A técnica de enfermagem Vanda Witoto foi a primeira pessoa no


Amazonas a receber a vacina Coronavac. Ela ficou conhecida
durante a pandemia pela luta contra a covid-19 em sua
comunidade — o Parque das Tribos, em Manaus, onde vivem mais
de 35 etnias indígenas. Nesta eleição, Vanda vai tentar se eleger
deputada federal pelo Amazonas.
Tatiana, Vanessa e Vanda fazem parte de uma minoria: a das
mulheres que participam da vida política no país. De acordo com
o IBGE, mais da metade da população brasileira (51,13%) é
feminina, e elas representam, segundo Tribunal Superior Eleitoral,
53% do eleitorado. No entanto, ocupam hoje menos de 15% dos
cargos eletivos.

Tatiana, Vanessa e Vanda: com atuação política em suas comunidades, elas


querem disputar vagas na Câmara (fotos: Arquivo pessoal)

Desde o início da República, em 1889, o país teve uma única


presidente, Dilma Rousseff, e apenas 16 governadoras mulheres.
Dessas, só oito foram eleitas para o cargo, as demais eram vice-
governadoras que ocuparam o posto com a saída do titular.

As oito eleitas governaram seis estados — Maranhão, Rio Grande


do Norte, Pará, Rio de Janeiro, Roraima e Rio Grande do Sul —,
sendo três delas no Rio Grande do Norte. O estado nordestino,
aliás, é pioneiro em participação feminina na política. Foi o
primeiro, em 1927, a autorizar as mulheres a votarem e serem
votadas. Também foi, em 1928, o primeiro do país a eleger uma
prefeita: Alzira Soriano, na cidade de Lajes.

Apenas com o Código Eleitoral de 1932, há 90 anos, o voto


feminino foi autorizado em todo o Brasil. As brasileiras então
puderam ir às urnas e eleger seus representantes.
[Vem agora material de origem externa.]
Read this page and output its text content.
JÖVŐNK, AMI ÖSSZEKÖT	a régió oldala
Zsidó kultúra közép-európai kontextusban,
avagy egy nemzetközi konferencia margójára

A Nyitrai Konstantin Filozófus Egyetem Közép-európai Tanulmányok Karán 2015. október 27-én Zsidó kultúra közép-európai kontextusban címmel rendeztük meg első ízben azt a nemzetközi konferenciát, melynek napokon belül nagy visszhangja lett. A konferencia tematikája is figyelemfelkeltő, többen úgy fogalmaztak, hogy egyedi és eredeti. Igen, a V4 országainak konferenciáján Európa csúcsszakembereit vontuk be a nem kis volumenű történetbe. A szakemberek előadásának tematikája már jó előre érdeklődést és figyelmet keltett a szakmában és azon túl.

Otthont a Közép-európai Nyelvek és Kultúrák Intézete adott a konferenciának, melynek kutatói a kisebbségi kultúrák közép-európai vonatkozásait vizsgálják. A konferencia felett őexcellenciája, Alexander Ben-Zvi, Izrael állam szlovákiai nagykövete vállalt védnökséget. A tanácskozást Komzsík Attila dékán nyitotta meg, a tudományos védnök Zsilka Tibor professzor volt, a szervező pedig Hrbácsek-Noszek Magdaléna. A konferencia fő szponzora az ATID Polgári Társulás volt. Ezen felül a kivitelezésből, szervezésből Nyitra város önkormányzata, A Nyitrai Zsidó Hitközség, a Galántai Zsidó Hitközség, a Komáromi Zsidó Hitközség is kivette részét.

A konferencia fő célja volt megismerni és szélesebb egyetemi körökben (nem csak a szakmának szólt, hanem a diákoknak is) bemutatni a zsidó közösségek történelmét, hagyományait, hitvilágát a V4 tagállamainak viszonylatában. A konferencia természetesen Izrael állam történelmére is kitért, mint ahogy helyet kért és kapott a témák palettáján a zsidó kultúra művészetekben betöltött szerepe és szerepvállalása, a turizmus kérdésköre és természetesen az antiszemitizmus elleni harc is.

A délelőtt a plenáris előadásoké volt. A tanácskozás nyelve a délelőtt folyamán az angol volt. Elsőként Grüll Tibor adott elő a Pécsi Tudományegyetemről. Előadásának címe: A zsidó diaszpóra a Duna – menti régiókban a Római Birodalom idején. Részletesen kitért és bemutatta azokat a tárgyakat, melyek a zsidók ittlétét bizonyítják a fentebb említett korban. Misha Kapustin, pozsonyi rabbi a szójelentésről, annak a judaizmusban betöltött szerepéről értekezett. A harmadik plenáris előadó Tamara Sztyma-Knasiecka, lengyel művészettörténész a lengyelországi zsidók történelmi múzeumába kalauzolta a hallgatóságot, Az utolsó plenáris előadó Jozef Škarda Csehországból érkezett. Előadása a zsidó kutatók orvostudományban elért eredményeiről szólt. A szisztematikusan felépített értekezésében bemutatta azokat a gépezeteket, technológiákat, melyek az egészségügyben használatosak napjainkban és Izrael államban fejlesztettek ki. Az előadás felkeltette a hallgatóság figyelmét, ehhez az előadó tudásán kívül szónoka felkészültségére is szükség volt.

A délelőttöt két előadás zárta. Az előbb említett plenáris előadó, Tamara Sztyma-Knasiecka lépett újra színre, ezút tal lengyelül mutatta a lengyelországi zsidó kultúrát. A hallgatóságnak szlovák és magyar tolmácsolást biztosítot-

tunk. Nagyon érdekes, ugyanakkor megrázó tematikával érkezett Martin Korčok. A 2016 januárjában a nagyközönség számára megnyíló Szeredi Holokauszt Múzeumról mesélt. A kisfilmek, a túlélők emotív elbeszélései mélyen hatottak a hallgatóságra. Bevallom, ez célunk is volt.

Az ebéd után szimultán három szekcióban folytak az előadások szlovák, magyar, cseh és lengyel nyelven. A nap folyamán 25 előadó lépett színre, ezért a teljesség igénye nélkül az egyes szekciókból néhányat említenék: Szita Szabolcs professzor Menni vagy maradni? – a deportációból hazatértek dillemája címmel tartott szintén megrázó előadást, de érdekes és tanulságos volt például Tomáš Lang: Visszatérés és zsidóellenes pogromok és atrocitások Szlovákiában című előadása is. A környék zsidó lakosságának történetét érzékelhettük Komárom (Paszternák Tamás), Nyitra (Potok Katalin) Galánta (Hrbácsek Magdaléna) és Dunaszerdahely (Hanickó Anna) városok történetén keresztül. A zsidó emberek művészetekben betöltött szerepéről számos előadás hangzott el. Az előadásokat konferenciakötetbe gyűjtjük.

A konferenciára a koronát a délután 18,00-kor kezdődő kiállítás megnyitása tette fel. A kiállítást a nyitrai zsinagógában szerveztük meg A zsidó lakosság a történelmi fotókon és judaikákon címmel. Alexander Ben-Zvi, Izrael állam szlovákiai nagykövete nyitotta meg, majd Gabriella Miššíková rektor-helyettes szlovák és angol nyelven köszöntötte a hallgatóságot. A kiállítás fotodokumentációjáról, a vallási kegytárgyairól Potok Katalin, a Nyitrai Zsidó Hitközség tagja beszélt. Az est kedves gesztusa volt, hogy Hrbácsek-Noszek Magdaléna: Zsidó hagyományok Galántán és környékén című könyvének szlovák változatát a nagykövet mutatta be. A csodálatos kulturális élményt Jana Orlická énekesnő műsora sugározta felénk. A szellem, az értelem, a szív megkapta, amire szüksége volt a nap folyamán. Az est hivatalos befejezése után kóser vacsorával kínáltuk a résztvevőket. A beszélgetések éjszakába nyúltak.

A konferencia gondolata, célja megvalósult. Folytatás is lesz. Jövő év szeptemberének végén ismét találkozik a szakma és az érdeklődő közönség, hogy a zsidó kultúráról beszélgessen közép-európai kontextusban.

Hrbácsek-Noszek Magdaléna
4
Entre eles,
elegeu-se uma mulher, Carlota Pereira de Queirós, em São Paulo,
deputada pioneira do Parlamento.

— Ocupamos apenas 15% das cadeiras na Câmara dos


Deputados; no Senado, são 13%. Nas assembleias estaduais, a
mesma situação: apenas 161 mulheres foram eleitas, o que
também representa uma média de 15% do total de postos. Uma
vergonha! Temos de garantir a paridade de gênero no Congresso
Nacional e nas assembleias. A lei que exigiu um mínimo de 30%
de mulheres candidatas nas chapas foi importante, mas não é
suficiente — protesta Vanessa Negrini.
Para mudar essa realidade, é fundamental o estímulo ao
lançamento de mais candidaturas femininas, especialmente de
mulheres negras, indígenas e de identidades LGBTQIA+. Na
avaliação da consultora legislativa do Senado Mila Landin, ajudam
nesse processo medidas como a garantia de recursos financeiros
para o financiamento das campanhas; ações educativas para
combater a desigualdade de gênero; e ações afirmativas, como a
reserva legal de cotas para mulheres em alguns cargos.

Ações afirmativas
A senadora Leila Barros (PDT-DF), procuradora da Mulher no
Senado, também defende a adoção de ações afirmativas para
promover maior participação das mulheres na política, assim
como para combater as distorções históricas que colocaram a
mulher em segundo plano nesta área.
— A mulher tem uma visão mais ampliada da sociedade e é mais
afeita ao diálogo, além de ter maior conhecimento de causa sobre
pautas femininas como aborto, saúde, assédio, maternidade e
igualdade de gênero. Por outro lado, já demonstramos também ter
qualificação semelhante à dos homens para ocupar quaisquer
funções — afirma.

Senadoras Leila Barros e Eliziane Gama: defesa de ações para ampliar a


presença de mulheres na política (fotos: Pedro França/Agência Senado)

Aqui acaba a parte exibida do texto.